EDIT: If you want to implement Save using an interface, that's no problem. Just create an Identifier interface.
type Ider interface {
Id() int64
SetId(newId int64)
}
func (msg *Message) Id() int64 {
return msg.Id
}
func (msg *Message) SetId(newId int64) {
msg.Id = newId
}
func Save(table string, source Ider) error {
s := ""
if source.Id() == 0 {
s = fmt.Sprintf("INSERT INTO %s SET %%s;", table)
} else {
s = fmt.Sprintf("UPDATE %s SET %%s WHERE id=:id;", table)
}
query := fmt.Sprintf(s, sql.PlaceholderPairs(source))

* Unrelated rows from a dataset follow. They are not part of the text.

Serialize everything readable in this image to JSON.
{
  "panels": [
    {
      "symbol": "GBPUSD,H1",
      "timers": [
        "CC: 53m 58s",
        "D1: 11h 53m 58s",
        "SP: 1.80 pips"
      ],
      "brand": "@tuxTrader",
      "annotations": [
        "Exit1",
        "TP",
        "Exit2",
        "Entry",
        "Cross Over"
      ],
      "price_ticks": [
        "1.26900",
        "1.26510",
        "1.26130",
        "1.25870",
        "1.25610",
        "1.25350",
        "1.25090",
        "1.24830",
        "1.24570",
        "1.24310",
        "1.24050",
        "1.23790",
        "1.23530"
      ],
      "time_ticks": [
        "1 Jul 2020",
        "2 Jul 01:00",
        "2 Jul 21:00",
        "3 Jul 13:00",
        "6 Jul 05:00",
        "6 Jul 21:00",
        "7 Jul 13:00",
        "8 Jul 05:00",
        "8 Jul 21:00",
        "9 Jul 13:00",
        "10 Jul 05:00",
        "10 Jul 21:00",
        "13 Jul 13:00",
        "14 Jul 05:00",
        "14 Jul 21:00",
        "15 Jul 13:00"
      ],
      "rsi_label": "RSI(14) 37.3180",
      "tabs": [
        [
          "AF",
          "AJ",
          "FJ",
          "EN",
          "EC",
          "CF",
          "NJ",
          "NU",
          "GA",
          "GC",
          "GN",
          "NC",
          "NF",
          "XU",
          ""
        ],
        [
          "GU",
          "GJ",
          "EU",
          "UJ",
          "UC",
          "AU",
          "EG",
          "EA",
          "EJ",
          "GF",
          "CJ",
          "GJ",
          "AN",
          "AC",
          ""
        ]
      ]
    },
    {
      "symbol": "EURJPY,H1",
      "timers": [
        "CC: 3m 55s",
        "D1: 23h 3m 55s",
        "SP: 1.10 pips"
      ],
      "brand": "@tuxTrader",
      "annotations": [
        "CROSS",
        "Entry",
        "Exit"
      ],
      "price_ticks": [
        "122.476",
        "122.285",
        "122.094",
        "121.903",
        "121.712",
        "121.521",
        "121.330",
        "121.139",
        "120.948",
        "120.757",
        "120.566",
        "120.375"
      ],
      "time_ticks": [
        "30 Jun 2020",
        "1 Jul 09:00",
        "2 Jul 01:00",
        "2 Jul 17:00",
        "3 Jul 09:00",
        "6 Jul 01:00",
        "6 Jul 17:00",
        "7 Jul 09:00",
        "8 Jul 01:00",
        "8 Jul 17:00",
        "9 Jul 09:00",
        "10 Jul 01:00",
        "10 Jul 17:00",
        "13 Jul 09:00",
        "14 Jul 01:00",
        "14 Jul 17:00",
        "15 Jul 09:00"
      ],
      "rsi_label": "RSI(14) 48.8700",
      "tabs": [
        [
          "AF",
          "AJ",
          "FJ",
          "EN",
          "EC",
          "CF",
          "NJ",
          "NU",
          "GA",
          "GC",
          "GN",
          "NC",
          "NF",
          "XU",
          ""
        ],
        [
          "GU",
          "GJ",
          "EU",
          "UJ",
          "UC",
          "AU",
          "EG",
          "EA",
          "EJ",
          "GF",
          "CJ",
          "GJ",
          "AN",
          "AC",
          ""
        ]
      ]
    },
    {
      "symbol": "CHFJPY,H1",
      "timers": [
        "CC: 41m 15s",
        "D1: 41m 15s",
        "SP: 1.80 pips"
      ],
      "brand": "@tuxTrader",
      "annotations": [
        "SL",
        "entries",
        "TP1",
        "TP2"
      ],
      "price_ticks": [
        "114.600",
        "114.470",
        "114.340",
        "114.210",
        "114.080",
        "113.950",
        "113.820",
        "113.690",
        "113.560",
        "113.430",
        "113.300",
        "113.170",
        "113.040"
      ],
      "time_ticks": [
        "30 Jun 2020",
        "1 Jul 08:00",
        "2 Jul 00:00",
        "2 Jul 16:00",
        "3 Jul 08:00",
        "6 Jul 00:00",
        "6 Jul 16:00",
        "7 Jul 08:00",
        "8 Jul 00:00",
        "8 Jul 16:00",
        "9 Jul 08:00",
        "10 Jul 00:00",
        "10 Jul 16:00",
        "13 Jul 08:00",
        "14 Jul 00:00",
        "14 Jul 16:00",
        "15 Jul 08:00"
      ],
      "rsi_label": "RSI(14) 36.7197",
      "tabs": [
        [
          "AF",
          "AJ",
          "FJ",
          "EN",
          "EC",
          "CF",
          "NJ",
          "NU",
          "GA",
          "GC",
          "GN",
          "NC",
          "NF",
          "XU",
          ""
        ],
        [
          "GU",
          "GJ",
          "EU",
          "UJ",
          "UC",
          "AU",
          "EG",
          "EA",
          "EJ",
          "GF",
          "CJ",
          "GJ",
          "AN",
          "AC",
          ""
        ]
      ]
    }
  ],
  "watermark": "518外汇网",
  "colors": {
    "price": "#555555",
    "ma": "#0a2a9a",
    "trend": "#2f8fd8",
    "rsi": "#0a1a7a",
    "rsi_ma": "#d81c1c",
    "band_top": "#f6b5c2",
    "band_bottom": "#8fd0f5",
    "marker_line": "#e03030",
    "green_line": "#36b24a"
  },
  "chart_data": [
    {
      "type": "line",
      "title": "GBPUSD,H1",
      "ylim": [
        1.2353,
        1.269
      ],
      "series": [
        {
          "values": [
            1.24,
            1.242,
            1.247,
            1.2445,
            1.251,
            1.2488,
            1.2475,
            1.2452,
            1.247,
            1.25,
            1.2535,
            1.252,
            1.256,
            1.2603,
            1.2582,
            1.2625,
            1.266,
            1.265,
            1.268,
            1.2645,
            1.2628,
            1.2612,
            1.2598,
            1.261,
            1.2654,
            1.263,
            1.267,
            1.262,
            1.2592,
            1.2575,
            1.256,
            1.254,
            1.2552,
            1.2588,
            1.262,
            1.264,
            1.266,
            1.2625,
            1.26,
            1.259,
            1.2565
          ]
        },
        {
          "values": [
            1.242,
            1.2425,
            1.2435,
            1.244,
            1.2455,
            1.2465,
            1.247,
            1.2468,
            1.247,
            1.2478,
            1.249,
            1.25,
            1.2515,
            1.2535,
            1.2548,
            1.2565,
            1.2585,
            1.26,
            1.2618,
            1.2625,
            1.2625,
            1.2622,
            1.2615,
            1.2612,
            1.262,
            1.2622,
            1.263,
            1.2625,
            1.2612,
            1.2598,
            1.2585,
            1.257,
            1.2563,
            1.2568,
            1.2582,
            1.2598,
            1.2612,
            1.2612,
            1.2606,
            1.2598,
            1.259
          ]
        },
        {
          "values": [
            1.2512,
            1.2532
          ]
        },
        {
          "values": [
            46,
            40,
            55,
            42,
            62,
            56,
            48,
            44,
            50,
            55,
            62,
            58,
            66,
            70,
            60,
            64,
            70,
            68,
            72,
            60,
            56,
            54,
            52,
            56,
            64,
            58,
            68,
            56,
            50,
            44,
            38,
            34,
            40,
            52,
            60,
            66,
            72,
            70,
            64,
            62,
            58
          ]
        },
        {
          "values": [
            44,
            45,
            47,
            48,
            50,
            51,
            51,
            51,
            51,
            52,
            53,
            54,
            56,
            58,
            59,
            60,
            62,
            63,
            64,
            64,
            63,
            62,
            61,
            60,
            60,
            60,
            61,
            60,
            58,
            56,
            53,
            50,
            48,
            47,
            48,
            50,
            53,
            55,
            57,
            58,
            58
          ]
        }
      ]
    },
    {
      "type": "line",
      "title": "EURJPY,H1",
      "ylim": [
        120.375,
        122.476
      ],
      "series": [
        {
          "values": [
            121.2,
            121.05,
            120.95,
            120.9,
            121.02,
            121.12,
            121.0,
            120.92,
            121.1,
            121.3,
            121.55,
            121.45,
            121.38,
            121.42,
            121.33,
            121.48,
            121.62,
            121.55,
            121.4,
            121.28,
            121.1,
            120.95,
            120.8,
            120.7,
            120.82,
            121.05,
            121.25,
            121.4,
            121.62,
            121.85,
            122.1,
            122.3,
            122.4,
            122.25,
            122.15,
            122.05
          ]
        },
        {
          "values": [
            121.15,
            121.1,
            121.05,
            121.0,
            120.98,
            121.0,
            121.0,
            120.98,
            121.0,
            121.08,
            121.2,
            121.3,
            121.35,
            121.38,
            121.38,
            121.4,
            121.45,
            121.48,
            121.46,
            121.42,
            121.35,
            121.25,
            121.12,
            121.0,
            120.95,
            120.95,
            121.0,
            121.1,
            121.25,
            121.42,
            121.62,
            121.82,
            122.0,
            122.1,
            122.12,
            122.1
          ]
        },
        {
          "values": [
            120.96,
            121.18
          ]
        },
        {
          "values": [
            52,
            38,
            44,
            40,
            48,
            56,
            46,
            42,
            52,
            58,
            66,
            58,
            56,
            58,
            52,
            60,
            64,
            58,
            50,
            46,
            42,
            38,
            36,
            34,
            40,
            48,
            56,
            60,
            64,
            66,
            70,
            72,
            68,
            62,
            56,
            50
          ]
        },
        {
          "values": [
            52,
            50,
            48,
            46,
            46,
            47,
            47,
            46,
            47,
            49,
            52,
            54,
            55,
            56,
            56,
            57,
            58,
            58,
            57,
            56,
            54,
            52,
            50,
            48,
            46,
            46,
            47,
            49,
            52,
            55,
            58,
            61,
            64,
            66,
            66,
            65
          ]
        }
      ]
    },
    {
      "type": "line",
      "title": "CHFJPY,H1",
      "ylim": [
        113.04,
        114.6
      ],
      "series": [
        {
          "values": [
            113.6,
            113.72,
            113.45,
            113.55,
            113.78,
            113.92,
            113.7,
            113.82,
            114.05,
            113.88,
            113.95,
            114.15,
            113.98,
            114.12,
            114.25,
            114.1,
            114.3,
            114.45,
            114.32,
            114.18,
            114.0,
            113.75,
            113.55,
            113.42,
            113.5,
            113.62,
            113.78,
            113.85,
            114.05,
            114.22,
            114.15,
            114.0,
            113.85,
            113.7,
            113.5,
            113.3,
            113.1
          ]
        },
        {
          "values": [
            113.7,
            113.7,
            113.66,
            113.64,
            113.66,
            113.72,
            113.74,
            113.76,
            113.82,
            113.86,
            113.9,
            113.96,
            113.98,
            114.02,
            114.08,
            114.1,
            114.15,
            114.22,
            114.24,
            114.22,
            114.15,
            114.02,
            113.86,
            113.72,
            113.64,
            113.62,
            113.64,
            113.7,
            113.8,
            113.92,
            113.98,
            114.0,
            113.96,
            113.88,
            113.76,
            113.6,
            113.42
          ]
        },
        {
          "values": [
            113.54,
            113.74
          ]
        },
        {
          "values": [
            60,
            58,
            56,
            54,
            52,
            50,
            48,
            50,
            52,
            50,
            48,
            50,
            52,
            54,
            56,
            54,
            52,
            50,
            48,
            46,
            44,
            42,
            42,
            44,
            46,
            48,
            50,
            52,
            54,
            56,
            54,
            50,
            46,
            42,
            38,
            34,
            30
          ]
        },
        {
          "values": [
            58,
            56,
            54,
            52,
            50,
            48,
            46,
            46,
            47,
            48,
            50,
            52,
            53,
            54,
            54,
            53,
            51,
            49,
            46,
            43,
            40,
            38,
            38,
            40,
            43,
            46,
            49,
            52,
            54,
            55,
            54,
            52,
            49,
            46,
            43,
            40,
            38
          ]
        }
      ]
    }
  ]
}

nstmt, err := sql.DB.PrepareNamed(query)
if err != nil {
return err
}
res, err := nstmt.Exec(source)
if err != nil {
return err
}
if source.Id() == 0 {
lastId, err := res.LastInsertId()
if err != nil {
return err
}
source.SetId(lastId)
}
return nil
}
func (msg *Message) save() error {
return Save("message", msg)
}
The one piece that might blow up with this is the call to Exec. I don't know what package you're using, and it's possible that Exec won't work correctly if you pass it an interface rather than the actual struct, but it probably will work. That said, I'd probably just pass the identifier rather than adding this overhead.
You probably want to use an ORM.
They eliminate a lot of the boilerplate code you're describing.
See this question for "What is an ORM?"
Here is a list of ORMs for go: https://github.com/avelino/awesome-go#orm
I have never used one myself, so I can't recommend any. The main reason is that an ORM takes a lot of control from the developer and introduces a non-negligible performance overhead. You need to see for yourself if they fit your use-case and/or if you are comfortable with the "magic" that's going on in those libraries.
I don't recommend doing this, i personally would prefer being explicit about scanning into structs and creating queries.
But if you really want to stick to reflection you could do:
func ByUnique(obj interface{}, column string, value interface{}) error {
// ...
return sql.DB.QueryRowx(query, value).StructScan(obj)
}
// Call with
message := &Message{}
ByUnique(message, ...)
And for your save:
type Identifiable interface {
Id() int64
}
// Implement Identifiable for message, etc.
func Save(obj Identifiable) error {
// ...
}
// Call with
Save(message)
The approach i use and would recommend to you:
type Redirect struct {
ID string
URL string
CreatedAt time.Time
}
func FindByID(db *sql.DB, id string) (*Redirect, error) {
var redirect Redirect
err := db.QueryRow(
`SELECT "id", "url", "created_at" FROM "redirect" WHERE "id" = $1`, id).
Scan(&redirect.ID, &redirect.URL, &redirect.CreatedAt)
switch {
case err == sql.ErrNoRows:
return nil, nil
case err != nil:
return nil, err
}
return &redirect, nil
}
func Save(db *sql.DB, redirect *Redirect) error {
redirect.CreatedAt = time.Now()
_, err := db.Exec(
`INSERT INTO "redirect" ("id", "url", "created_at") VALUES ($1, $2, $3)`,
redirect.ID, redirect.URL, redirect.CreatedAt)
return err
}
This has the advantage of using the type system and mapping only things it should actually map.